I understand that boiling point increases as pressure increases. This means that if you boil water at higher pressure it is going to need much more energy to break the bonds and thus boil at higher temperature. On a thermodynamics text (written by Cengel, Michael ), the text uses refrigerant-134a as an example.

"Consider a sealed can of liquid refrigerant -134a in a room $25^{\circ}$ . If the can has been in the room long enough, the temperature of the refrigerant in the can is also $25^{\circ}$. Now if the lid is opened slowy and some refrigerant is allowed to escape, the pressure in the can will start dropping until it reaches the atmospheric pressure.if you are holding the can, you will notice it's temperature dropping rapidly and even ice forming outside the can. A thermometer inserted in the can reads $-26^{\circ}C $when the pressure drops to 1 atm , which is the saturation temperature of refrigerant 134a at that pressure the temperature of liquid refrigerant will remain at $-26^{\circ}C $until last drop vaporize."

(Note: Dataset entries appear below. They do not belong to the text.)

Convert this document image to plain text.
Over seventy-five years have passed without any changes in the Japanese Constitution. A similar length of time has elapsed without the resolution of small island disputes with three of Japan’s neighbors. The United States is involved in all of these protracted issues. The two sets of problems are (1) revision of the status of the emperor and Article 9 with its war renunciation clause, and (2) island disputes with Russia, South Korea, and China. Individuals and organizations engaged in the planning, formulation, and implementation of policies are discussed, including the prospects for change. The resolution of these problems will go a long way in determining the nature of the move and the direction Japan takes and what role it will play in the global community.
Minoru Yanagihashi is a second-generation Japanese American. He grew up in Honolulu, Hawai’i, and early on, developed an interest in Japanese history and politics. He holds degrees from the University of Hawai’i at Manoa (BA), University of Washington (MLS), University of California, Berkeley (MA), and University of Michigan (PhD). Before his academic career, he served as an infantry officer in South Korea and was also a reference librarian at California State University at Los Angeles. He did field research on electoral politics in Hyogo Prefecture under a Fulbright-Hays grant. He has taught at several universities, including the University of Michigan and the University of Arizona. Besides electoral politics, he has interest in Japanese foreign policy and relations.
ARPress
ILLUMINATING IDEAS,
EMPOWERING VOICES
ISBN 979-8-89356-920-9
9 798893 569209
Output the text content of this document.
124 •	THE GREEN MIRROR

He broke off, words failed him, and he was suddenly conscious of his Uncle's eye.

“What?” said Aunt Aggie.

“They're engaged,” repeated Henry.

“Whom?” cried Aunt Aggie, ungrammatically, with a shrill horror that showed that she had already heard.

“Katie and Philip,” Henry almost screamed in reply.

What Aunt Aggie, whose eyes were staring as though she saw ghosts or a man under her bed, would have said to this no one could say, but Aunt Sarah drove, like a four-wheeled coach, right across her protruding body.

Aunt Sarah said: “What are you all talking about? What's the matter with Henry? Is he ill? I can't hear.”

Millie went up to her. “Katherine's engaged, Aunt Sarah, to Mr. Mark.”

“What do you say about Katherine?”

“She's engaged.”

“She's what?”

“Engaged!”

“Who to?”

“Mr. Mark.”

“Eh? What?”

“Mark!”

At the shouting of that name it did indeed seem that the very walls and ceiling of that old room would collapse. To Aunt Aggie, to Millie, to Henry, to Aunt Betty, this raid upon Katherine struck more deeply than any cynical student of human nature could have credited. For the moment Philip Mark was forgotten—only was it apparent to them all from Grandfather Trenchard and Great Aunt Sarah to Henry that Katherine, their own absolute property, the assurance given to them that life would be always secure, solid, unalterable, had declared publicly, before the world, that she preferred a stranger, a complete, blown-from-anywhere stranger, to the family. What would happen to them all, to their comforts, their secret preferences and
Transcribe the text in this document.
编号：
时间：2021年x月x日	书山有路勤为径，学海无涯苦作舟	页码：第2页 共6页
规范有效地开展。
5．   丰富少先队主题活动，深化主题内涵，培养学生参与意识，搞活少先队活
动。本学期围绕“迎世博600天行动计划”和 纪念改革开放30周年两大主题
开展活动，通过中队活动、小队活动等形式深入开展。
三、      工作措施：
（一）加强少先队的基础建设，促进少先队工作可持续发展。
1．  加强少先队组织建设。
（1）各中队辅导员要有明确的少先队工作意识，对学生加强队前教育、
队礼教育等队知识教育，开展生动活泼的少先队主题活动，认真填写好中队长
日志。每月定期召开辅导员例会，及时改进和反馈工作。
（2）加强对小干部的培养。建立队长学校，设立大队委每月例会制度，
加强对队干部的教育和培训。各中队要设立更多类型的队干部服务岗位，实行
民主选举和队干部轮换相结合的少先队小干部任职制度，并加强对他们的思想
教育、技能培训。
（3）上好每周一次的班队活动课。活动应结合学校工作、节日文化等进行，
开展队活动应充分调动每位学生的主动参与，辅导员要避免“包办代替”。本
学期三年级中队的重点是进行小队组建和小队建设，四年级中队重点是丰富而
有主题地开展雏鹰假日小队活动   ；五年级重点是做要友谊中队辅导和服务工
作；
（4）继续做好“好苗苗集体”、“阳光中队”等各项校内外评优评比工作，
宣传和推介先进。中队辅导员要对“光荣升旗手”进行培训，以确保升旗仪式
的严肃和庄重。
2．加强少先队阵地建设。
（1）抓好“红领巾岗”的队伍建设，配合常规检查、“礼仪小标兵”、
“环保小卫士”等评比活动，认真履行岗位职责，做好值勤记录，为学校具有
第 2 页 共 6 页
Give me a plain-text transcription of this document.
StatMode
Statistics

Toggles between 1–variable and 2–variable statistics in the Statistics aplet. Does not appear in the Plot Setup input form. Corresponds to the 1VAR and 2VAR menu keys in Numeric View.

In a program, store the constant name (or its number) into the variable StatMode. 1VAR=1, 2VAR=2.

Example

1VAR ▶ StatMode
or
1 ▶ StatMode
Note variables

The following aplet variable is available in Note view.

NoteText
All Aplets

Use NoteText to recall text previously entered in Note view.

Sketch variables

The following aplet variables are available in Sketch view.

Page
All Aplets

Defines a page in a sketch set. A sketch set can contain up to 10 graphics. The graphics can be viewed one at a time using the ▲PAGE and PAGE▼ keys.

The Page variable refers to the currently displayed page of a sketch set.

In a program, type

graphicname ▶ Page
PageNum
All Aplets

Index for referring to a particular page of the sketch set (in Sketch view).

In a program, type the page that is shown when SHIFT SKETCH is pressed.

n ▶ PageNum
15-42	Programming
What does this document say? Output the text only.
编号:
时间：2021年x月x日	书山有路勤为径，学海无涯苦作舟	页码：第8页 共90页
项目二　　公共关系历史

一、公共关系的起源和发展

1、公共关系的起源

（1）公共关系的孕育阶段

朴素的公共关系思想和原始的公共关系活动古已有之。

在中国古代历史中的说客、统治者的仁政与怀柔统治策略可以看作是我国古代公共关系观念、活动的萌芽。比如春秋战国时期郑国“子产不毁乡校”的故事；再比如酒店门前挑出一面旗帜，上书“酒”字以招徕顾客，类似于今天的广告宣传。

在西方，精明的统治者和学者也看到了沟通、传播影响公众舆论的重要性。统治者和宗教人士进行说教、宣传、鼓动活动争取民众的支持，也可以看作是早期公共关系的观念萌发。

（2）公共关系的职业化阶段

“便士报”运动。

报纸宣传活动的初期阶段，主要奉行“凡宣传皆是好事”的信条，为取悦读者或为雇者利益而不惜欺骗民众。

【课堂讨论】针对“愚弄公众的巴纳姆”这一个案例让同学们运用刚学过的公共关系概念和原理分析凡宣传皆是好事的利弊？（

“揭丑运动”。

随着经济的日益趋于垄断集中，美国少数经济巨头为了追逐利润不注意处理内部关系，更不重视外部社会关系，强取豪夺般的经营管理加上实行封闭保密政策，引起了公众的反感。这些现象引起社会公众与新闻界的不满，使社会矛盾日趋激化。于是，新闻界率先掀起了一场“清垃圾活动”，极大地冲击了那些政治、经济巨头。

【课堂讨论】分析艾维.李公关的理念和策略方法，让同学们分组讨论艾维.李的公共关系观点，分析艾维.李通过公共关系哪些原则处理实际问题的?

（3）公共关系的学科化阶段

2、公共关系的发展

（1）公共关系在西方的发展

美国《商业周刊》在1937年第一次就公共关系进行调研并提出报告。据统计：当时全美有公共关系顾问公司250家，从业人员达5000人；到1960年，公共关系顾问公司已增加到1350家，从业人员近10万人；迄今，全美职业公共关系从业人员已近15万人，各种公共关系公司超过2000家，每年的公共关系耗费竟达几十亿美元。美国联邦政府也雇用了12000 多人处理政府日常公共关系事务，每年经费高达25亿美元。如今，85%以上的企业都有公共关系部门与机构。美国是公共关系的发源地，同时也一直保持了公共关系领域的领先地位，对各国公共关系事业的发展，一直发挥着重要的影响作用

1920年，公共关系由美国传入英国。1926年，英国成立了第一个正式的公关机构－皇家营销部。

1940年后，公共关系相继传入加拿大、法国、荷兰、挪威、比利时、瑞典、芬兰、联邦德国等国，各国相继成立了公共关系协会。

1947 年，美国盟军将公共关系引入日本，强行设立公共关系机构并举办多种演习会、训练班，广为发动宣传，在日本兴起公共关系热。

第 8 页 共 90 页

The part I don't get is the Italicized part. How can the temperature drop when the pressure drops? is there an answer which explains it at a molecular level? Does it work for all cases?(If I decrease the pressure of a can with liquid water in it, will it turn cold too?)

Answer 1

Are you familiar with the concept of "heat of vaporization." When you allow the pressure in the can to drop by allowing some gas to escape from the can, the liquid is still at the warmer temperature, and its equilibrium vapor pressure is now higher than the pressure of the gas in the head space. So some liquid will evaporate in order to try to re-establish equilibrium. This evaporation (and associated heat of vaporization) will cause the temperature of the can contents (both liquid and vapor) to drop. This action will continue until equilibrium is re-established at a lower temperature and equilibrium vapor pressure (equal to the outside pressure).

Answer 2

The transformation you are describing occurs very rapidly, we can thus consider it adiabatic. An adiabatic expansion of an ideal gas leads to a rapid decrease in its temperature. You can read it from Laplace's law :

$P^{1-\gamma} T^{\gamma} = K_0$, where $K_0$ is a constant.

As $\gamma > 1$, if $P$ decreases (which is the case here) then $T$ decreases as well.

Temperature comes from thermal agitation. At a microscopic level, you can picture it as gas molecules being less "agitated" on average as you give them more space to expand.

There are many reasons why water would probably behave differently. Firstly, it is a condensed phase, it thus doesn't follow the ideal gas law. Secondly (and more importantly), liquid water exhibits very strtong interactions (mainly hydrogen bonds), making its behavior very different than most other liquids.